Réuni en séance extraordinaire le 28 juillet, le conseil a également exprimé un avis défavorable (24 voix), sur les quatre autres projets visant à doubler les plafonds annuels des franchises médicales et participations forfaitaires sur certains médicaments et dispositifs médicaux
En dentaire, le remboursement des soins passerait de 60 % à 50 %, une mesure qui a déjà suscité une levée de boucliers de l’ensemble de la profession voir notre article.
Dans un communiqué du 29 juillet, le conseil de la Cnam dénonce d’abord la méthode du gouvernement. Il lui reproche d’avoir voulu faire adopter « durant l’été » des textes ayant « d’importants impacts sur les fondements même de notre modèle de sécurité sociale ».
L’instance estime avoir disposé de trop peu de temps pour se prononcer sur des mesures qu’elle juge structurantes pour l’avenir du financement des soins.
Avis consultatif
Au-delà de la procédure, c’est surtout la philosophie des textes qui est contestée. La Cnam considère que le projet relatifs aux ticket modérateur consistent principalement à transférer une partie des dépenses de l’assurance maladie obligatoire vers les organismes complémentaires, sans s’attaquer aux causes profondes de la progression des dépenses de santé.

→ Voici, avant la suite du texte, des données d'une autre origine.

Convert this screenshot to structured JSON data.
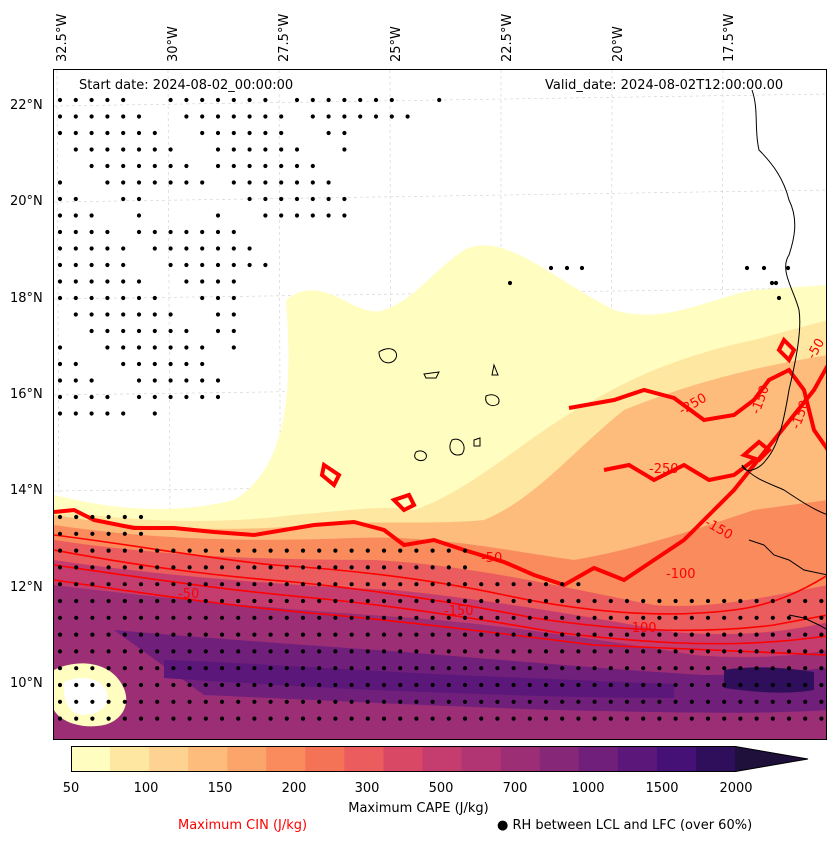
{
  "map": {
    "start_date": "Start date: 2024-08-02_00:00:00",
    "valid_date": "Valid_date: 2024-08-02T12:00:00.00",
    "lon_labels": [
      "32.5°W",
      "30°W",
      "27.5°W",
      "25°W",
      "22.5°W",
      "20°W",
      "17.5°W"
    ],
    "lat_labels": [
      "22°N",
      "20°N",
      "18°N",
      "16°N",
      "14°N",
      "12°N",
      "10°N"
    ],
    "contour_labels": [
      "-50",
      "-50",
      "-150",
      "-100",
      "-250",
      "-250",
      "-150",
      "-100",
      "-150",
      "-150",
      "-50"
    ],
    "colors": {
      "cin_contour": "#ff0000",
      "coast": "#000000",
      "stipple": "#000000",
      "background": "#ffffff"
    }
  },
  "colorbar": {
    "title": "Maximum CAPE (J/kg)",
    "ticks": [
      "50",
      "100",
      "150",
      "200",
      "300",
      "500",
      "700",
      "1000",
      "1500",
      "2000"
    ],
    "colors": [
      "#fffdbf",
      "#fee7a0",
      "#fed391",
      "#fdbb7c",
      "#fba56a",
      "#f98b5c",
      "#f47256",
      "#ea5c5d",
      "#d94966",
      "#c53d6e",
      "#b13573",
      "#9c2e76",
      "#862778",
      "#701f7a",
      "#5c177b",
      "#451177",
      "#2f0f5c",
      "#1e0f3b"
    ]
  },
  "legend": {
    "cin": "Maximum CIN (J/kg)",
    "rh": "● RH between LCL and LFC (over 60%)"
  }
}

Une analyse qui rejoint les critiques formulées ces derniers jours par les complémentaires santé et les syndicats dentaires.
Le conseil de la Cnam reconnaît pourtant la nécessité de mesures de redressement face au déficit durable de l’assurance maladie. Mais il regrette le recours à des « solutions court-termistes » pesant in fine sur les assurés et les entreprises.
Surtout, il considère qu’une réforme modifiant aussi profondément l’équilibre entre assurance maladie obligatoire et complémentaire aurait dû faire l’objet d’un débat parlementaire et public préalable, appuyé sur une étude d’impact détaillée.
Cet avis n’est toutefois que consultatif. Le gouvernement conserve la possibilité de publier les décrets malgré cette opposition unanime de la gouvernance de l’assurance maladie.